The composite index of monitoring indicators rose to 15 in May from 14 the previous month, according to data compiled by the Cabinet-level Council for Economic Planning and Development.
The index has a scale of between nine and 45, with the lowest range -- nine to 16 -- represented by a blue light.
May flashed a blue light for the seventh consecutive month, the longest blue-light period since the global financial crisis of late 2008 and 2009 battered Taiwan and the third-longest since the council launched the system in 1977.
The council uses a five-color system to describe the state of the economy, with red, yellow-red, green, yellow-blue and blue representing overheated, warm, stable, cool and sluggish, respectively.
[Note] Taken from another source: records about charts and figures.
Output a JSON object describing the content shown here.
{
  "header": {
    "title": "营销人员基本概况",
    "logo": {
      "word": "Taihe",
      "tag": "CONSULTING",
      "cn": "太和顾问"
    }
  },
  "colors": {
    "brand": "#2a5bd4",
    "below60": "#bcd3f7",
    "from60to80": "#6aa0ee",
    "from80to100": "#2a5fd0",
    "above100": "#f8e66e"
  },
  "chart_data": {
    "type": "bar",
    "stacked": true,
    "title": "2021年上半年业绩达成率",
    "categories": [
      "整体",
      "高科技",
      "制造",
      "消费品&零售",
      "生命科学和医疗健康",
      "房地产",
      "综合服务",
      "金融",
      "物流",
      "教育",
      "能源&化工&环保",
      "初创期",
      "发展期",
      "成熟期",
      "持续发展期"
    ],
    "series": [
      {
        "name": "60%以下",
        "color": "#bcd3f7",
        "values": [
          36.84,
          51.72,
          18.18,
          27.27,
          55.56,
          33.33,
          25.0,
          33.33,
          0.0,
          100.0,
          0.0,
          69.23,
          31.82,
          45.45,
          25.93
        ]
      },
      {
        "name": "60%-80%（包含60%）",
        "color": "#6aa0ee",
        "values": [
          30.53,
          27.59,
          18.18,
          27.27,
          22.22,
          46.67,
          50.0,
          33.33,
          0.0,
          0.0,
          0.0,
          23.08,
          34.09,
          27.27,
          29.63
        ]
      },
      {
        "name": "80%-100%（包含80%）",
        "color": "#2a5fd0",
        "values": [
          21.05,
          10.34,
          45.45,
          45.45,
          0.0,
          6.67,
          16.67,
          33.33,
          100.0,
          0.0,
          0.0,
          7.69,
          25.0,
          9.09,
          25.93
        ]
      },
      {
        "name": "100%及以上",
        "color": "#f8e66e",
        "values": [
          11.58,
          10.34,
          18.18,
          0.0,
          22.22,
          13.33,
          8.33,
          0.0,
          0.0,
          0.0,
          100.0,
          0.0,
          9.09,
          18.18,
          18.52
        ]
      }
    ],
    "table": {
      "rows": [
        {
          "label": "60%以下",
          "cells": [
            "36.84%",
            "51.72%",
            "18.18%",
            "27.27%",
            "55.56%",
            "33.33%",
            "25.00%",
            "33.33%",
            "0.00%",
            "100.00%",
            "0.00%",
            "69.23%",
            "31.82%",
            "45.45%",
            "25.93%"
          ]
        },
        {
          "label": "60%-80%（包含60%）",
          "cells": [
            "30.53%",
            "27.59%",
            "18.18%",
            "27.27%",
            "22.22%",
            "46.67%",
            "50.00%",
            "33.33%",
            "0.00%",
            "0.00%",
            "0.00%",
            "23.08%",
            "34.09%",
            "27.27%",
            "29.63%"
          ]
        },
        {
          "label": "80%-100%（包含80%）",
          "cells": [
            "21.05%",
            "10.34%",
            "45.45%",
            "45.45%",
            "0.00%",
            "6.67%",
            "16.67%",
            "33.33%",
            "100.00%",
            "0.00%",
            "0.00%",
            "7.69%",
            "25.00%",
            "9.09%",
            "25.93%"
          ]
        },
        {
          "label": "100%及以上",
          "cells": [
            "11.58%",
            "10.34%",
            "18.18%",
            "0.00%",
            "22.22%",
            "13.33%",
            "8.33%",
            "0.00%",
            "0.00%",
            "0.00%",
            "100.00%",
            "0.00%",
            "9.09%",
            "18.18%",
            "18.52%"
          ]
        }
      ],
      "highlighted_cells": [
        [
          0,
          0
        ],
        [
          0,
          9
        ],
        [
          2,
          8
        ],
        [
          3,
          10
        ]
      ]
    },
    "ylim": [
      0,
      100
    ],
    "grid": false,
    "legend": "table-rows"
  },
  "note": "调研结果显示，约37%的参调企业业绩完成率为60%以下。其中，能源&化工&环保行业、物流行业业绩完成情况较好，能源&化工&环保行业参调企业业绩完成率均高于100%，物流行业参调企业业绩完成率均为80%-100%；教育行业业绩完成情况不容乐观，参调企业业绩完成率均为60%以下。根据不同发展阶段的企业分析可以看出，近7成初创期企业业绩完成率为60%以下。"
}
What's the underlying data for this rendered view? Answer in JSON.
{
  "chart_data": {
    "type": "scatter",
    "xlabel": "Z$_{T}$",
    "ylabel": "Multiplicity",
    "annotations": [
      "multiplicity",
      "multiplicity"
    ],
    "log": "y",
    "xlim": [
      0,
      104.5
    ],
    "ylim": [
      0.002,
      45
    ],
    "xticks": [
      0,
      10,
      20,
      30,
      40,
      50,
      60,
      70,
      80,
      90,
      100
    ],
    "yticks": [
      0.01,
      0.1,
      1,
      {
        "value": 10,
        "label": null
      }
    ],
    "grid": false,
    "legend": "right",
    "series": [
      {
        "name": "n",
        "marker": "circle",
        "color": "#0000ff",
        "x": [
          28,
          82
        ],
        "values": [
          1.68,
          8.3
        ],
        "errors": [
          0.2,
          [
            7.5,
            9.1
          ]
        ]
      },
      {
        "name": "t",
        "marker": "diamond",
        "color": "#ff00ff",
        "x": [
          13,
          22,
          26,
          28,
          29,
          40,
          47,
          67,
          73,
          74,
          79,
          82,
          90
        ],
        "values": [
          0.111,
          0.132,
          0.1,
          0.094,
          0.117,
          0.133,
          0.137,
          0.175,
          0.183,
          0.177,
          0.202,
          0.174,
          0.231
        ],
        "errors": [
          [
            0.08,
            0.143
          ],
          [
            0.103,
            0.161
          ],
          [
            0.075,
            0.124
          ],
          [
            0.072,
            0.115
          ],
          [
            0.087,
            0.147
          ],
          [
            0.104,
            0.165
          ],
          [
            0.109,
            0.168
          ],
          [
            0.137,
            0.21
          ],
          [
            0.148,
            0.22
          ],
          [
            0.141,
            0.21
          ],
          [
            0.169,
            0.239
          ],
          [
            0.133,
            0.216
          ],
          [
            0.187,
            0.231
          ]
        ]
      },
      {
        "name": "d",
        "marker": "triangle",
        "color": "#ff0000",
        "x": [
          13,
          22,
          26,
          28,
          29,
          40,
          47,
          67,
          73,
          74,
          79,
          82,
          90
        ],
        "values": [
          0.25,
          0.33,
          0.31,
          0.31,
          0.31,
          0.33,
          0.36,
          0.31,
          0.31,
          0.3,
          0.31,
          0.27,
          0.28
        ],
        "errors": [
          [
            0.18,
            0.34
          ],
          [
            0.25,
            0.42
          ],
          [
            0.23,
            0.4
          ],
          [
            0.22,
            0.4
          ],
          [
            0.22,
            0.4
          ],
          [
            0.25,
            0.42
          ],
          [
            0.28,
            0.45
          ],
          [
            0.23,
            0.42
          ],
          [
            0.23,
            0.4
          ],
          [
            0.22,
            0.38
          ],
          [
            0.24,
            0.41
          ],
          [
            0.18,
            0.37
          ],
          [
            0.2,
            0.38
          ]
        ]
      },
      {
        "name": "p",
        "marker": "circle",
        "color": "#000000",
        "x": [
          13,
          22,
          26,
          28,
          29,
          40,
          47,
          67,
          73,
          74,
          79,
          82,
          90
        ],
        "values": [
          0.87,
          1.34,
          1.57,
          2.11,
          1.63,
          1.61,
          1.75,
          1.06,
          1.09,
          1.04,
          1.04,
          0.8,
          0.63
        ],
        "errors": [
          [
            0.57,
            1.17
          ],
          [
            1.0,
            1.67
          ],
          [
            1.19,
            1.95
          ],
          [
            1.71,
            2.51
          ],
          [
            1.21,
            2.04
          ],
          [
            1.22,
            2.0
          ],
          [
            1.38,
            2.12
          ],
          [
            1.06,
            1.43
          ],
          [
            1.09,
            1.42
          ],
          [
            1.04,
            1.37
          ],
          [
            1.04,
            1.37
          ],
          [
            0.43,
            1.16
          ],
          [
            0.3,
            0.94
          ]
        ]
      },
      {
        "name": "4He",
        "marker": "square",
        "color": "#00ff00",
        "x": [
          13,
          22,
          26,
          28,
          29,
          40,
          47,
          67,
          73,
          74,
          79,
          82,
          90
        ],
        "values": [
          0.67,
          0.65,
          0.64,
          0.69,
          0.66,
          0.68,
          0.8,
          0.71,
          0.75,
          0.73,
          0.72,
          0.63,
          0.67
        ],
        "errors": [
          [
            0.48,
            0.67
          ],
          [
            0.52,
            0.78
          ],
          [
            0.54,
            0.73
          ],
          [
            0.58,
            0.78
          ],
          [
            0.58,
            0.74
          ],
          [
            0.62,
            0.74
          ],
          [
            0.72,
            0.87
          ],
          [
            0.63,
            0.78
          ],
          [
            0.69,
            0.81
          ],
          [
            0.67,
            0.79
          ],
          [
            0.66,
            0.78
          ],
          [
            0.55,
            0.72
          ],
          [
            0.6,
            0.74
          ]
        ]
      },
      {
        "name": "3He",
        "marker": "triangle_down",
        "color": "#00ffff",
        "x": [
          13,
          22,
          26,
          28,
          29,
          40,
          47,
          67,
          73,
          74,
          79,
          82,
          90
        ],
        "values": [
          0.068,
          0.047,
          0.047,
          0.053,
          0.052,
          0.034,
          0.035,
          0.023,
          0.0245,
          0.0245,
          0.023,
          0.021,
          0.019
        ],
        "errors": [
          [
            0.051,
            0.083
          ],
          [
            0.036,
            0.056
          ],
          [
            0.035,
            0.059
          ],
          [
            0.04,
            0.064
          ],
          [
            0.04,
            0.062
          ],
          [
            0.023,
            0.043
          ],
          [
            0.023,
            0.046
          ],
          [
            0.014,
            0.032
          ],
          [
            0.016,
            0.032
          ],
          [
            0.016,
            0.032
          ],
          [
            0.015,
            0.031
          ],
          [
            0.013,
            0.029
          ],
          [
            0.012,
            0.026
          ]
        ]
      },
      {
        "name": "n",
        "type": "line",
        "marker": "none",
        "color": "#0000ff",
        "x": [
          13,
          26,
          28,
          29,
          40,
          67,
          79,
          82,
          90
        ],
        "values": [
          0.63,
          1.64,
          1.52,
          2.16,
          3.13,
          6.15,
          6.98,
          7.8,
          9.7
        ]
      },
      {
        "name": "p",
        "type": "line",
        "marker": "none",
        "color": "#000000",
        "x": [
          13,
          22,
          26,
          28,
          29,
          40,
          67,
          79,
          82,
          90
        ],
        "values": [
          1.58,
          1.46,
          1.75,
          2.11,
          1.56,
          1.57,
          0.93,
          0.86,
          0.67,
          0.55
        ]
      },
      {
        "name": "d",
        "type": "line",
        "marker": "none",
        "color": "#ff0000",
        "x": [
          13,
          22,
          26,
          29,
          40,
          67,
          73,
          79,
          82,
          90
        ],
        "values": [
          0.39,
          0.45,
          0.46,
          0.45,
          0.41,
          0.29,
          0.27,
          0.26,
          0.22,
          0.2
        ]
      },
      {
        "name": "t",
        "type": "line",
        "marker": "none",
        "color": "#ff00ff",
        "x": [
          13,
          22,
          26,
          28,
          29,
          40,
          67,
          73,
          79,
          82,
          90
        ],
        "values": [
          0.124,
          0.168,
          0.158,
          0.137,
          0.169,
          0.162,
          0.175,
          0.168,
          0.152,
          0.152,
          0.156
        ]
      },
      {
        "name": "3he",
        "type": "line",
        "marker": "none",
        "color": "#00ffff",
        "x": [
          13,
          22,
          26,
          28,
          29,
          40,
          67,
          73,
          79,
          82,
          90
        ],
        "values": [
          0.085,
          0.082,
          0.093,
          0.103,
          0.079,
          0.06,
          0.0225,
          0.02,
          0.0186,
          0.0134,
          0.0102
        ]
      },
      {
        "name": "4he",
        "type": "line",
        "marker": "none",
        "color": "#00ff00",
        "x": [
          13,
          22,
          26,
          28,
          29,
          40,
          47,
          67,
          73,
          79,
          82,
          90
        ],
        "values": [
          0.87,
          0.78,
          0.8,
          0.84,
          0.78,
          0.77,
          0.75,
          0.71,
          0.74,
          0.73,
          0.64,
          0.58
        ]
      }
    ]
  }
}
Hung Jui-bin, director-general of the council's Department of Economic Research, attributed the one-point gain of the index to the rising sales index of wholesale, retail and food services.
"The retail sector was the main driver of the sales index," he told a press briefing, adding that retail sales of motor vehicles and related parts and accessories rose substantially in May from the year-earlier period.
The other eight sub-indices remained unchanged, he added.
The trend-adjusted index of coincident indicators, which reflect economic activity in the period measured, rose 0.6 percent to 97.9 in May, while the index of leading indicators, which gauge economic performance in three to six months, rose 0.5 percent from April to 131.4.
Hung noted that the annualized six-month rate of change of the composite leading index, which rose 0.3 percentage points to 6.2 percent in May, indicates an improving economy.
Of the seven components that make up the trend-adjusted index, the book-to-bill ratio of the semiconductor industry, the average monthly overtime in the industrial and service sectors, as well as the stock price index, were the only three with positive cyclical movements compared with the previous month.
Hung continued that despite concern over the European debt crisis and slower economic growth in China, Taiwan's economic performance should improve as the manufacturing sector picks up strength.
Citing a forecast by market research firm Global Insight for worldwide economic growth, Hung said Taiwan is expected to exhibit better performance in 2012 than Hong Kong, Singapore and South Korea.
He cautioned, however, that the recovery will not be strong.
"Boosting domestic consumption and investment should be the priorities, as the outlook for the global economy overall is still gloomy," Hung said.
Weak global economic fundamentals led the government to lower its 2012 economic growth forecast for Taiwan from 3.38 percent to 3.03 percent in May, while some local economic think tanks and foreign banks cut their growth predictions for June to below 3 percent.